Battle of Belmont, 23 November 1899

The battle of Belmont saw the first fighting during Lord Methuen’s failed attempt to raise the siege of Kimberley. He had left his base on the Orange River on 21 November, with a force of around 8,000 men. His plan was to follow the railway straight to Kimberley. This predictability would allow the Boers to take advantage of the few natural obstructions on the route.

The first of those obstructions was at Belmont, twenty miles from the Orange River. There the railway ran past a cluster of low hills east of the track.  Near to the railway were two peaks (given the names Gun Hill for the southern and Table Mountain for the northern peak by the British soldiers). Behind them to the east, separated by a narrow pass or nek was a taller hill, given the name Mont Blanc.


Lord Methuen's relief expedition

Link to map showing the battle of Belmont, 23 November 1899
Battle of Belmont

The main Boer force at Belmont was composed of around 2,000 men from the Free State under Jacobus Prinsloo (Kroonstad, Fauresmith, Bloemfontein, Brandfort and Jacobsdaler commandos). Another 800 men from the Transvaal, under De la Rey, arrived in time to cover the Boer retreat at the end of the battle.

Methuen based his plan of attack on a faulty understanding of the nature of the hills. He was unaware of the gap between Table Mountain and Mont Blanc. Instead he believed there to be more high ground between the two hills. His plan was for the 9th Brigade to attack Table Mountain and the Guard’s Brigade to attack Gun Hill. The Coldstream Guards would then seize the non-existent high ground, while the 9th Brigade would use it to attack the northern flank of the Boer positions on Mont Blanc. They would do this after a night march that would place them at the base of the hills under cover of darkness.

The plan went wrong almost from the start. At first light on 23 November it was realised that the march had stopped 1,000 yards short of the base of the hills, probably because the British were not yet experienced in judging distances in the clear air of the veldt. This meant that the assault would have to be made in daylight, and after a dash across open ground. Despite this, the British soldiers proved that they could make successful attacks up hill against the Boer’s rifle fire. The attack began soon after 3.30 a.m, and by 4.20 the British had reached the top of both Table Mountain and Gun Hill, although not without losses. It would take longer to clear the top of Table Mountain, but the big problem now was posed by Mont Blanc.
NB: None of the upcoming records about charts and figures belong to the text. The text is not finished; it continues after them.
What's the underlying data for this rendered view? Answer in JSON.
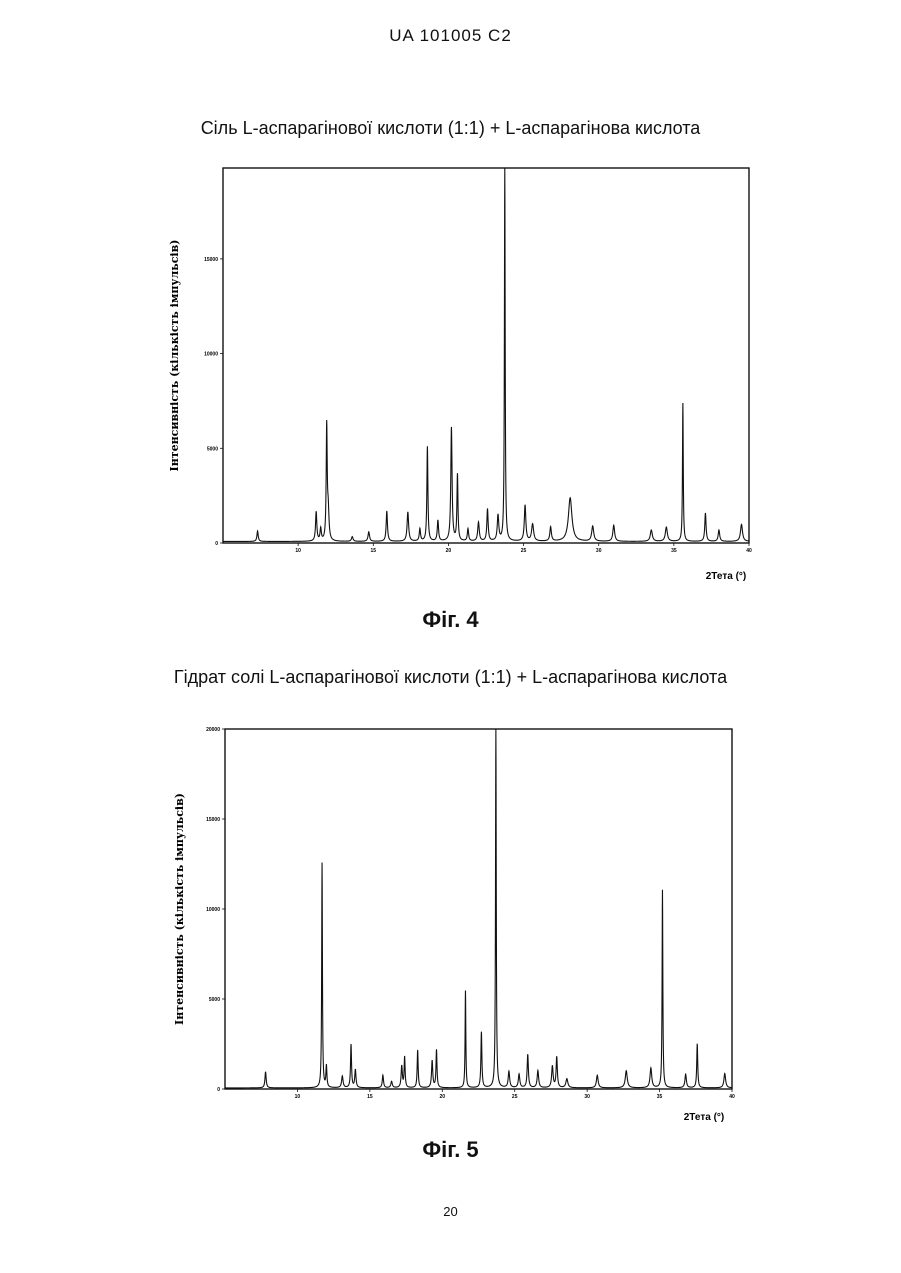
{
  "header": "UA 101005 C2",
  "page_number": "20",
  "figures": [
    {
      "caption": "Фіг. 4",
      "title": "Сіль L-аспарагінової кислоти (1:1) + L-аспарагінова кислота"
    },
    {
      "caption": "Фіг. 5",
      "title": "Гідрат солі L-аспарагінової кислоти (1:1) + L-аспарагінова кислота"
    }
  ],
  "chart_data": [
    {
      "type": "line",
      "title": "Сіль L-аспарагінової кислоти (1:1) + L-аспарагінова кислота",
      "xlabel": "2Тета (°)",
      "ylabel": "Інтенсивність (кількість імпульсів)",
      "xlim": [
        5,
        40
      ],
      "ylim": [
        0,
        19800
      ],
      "x_ticks": [
        "10",
        "15",
        "20",
        "25",
        "30",
        "35",
        "40"
      ],
      "y_ticks": [
        "0",
        "5000",
        "10000",
        "15000"
      ],
      "y_tick_values": [
        0,
        5000,
        10000,
        15000
      ],
      "grid": false,
      "baseline": 80,
      "peaks": [
        [
          7.3,
          550,
          0.05
        ],
        [
          11.2,
          1550,
          0.05
        ],
        [
          11.5,
          650,
          0.05
        ],
        [
          11.9,
          6000,
          0.04
        ],
        [
          12.0,
          1500,
          0.06
        ],
        [
          13.6,
          250,
          0.06
        ],
        [
          14.7,
          500,
          0.06
        ],
        [
          15.9,
          1600,
          0.05
        ],
        [
          17.3,
          1550,
          0.06
        ],
        [
          18.1,
          650,
          0.05
        ],
        [
          18.6,
          5000,
          0.04
        ],
        [
          19.3,
          1100,
          0.05
        ],
        [
          20.2,
          6000,
          0.05
        ],
        [
          20.6,
          3500,
          0.04
        ],
        [
          21.3,
          650,
          0.05
        ],
        [
          22.0,
          1000,
          0.06
        ],
        [
          22.6,
          1700,
          0.05
        ],
        [
          23.3,
          1350,
          0.06
        ],
        [
          23.75,
          19800,
          0.03
        ],
        [
          25.1,
          1900,
          0.06
        ],
        [
          25.6,
          900,
          0.08
        ],
        [
          26.8,
          750,
          0.06
        ],
        [
          28.1,
          2300,
          0.14
        ],
        [
          29.6,
          800,
          0.08
        ],
        [
          31.0,
          850,
          0.07
        ],
        [
          33.5,
          600,
          0.08
        ],
        [
          34.5,
          750,
          0.08
        ],
        [
          35.6,
          7300,
          0.03
        ],
        [
          37.1,
          1500,
          0.05
        ],
        [
          38.0,
          600,
          0.06
        ],
        [
          39.5,
          900,
          0.08
        ]
      ]
    },
    {
      "type": "line",
      "title": "Гідрат солі L-аспарагінової кислоти (1:1) + L-аспарагінова кислота",
      "xlabel": "2Тета (°)",
      "ylabel": "Інтенсивність (кількість імпульсів)",
      "xlim": [
        5,
        40
      ],
      "ylim": [
        0,
        20000
      ],
      "x_ticks": [
        "10",
        "15",
        "20",
        "25",
        "30",
        "35",
        "40"
      ],
      "y_ticks": [
        "0",
        "5000",
        "10000",
        "15000",
        "20000"
      ],
      "y_tick_values": [
        0,
        5000,
        10000,
        15000,
        20000
      ],
      "grid": false,
      "baseline": 60,
      "peaks": [
        [
          7.8,
          900,
          0.05
        ],
        [
          11.7,
          12500,
          0.03
        ],
        [
          12.0,
          1200,
          0.04
        ],
        [
          13.1,
          650,
          0.06
        ],
        [
          13.7,
          2400,
          0.04
        ],
        [
          14.0,
          1000,
          0.05
        ],
        [
          15.9,
          700,
          0.05
        ],
        [
          16.5,
          350,
          0.06
        ],
        [
          17.2,
          1200,
          0.05
        ],
        [
          17.4,
          1700,
          0.04
        ],
        [
          18.3,
          2100,
          0.04
        ],
        [
          19.3,
          1500,
          0.05
        ],
        [
          19.6,
          2100,
          0.04
        ],
        [
          21.6,
          5400,
          0.03
        ],
        [
          22.7,
          3100,
          0.04
        ],
        [
          23.7,
          20000,
          0.03
        ],
        [
          24.6,
          900,
          0.06
        ],
        [
          25.3,
          750,
          0.06
        ],
        [
          25.9,
          1850,
          0.05
        ],
        [
          26.6,
          950,
          0.06
        ],
        [
          27.6,
          1200,
          0.06
        ],
        [
          27.9,
          1700,
          0.05
        ],
        [
          28.6,
          500,
          0.08
        ],
        [
          30.7,
          700,
          0.07
        ],
        [
          32.7,
          950,
          0.08
        ],
        [
          34.4,
          1100,
          0.07
        ],
        [
          35.2,
          11000,
          0.03
        ],
        [
          36.8,
          750,
          0.06
        ],
        [
          37.6,
          2450,
          0.04
        ],
        [
          39.5,
          800,
          0.07
        ]
      ]
    }
  ]
}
The 9th Brigade, whose role it had been to attack this second position, now found itself in the wrong place to do so. The western face of Mont Blanc, facing Table Mountain, was the steepest, and well defended by the Boers, who had had time to prepare their positions. Fortunately for Methuen, the Coldstream Guards solved his problem. Their original role had been to capture the non-existent high ground north east of Gun Hill. When it became clear that there was no such ground, they drifted right, eventually capturing the southern end of Mont Blanc (with help from the Northamptons and the Grenadiers).

With three of the four areas of high ground lost, the Boers decided to withdraw. At around 7.30 a.m. they abandoned their positions on Mont Blanc, returned to their horses, and escaped north. This was when Methuen’s lack of cavalry became significant. He simply could not mount a pursuit of the Boers. An attempt was made to do so by Rimington’s Guides and a squadron of the 9th Lancers, but they were outnumbered by fresh Boer horsemen under De la Rey and were lucky to escape intact.

British losses were 74 dead and 220 wound. Boer losses were officially reported at 12 dead and 40 wounded, but the British buried 30 Boers found after the battle. Forty prisoners were taken, and Boer losses may have been around 100. Prinsloo was badly shaken by the fighting at Belmont, especially by the determination of the British advance. The high kopjes may have looked like ideal defensive positions, but the steep slopes actually gave the advancing troops some protect. In many battle of the war, the most severe fighting would happen on the flat tops of the hills, not on the steep slopes. Methuen meanwhile was confirmed in his belief in the frontal assault. He would repeat the same tactic at Rooilaagte, the Modder River and Magersfontein, with decreasing success. Belmont is normally described as a “soldier’s battle” as it was won by the determination of the infantry, and not through any great skill on Methuen’s part.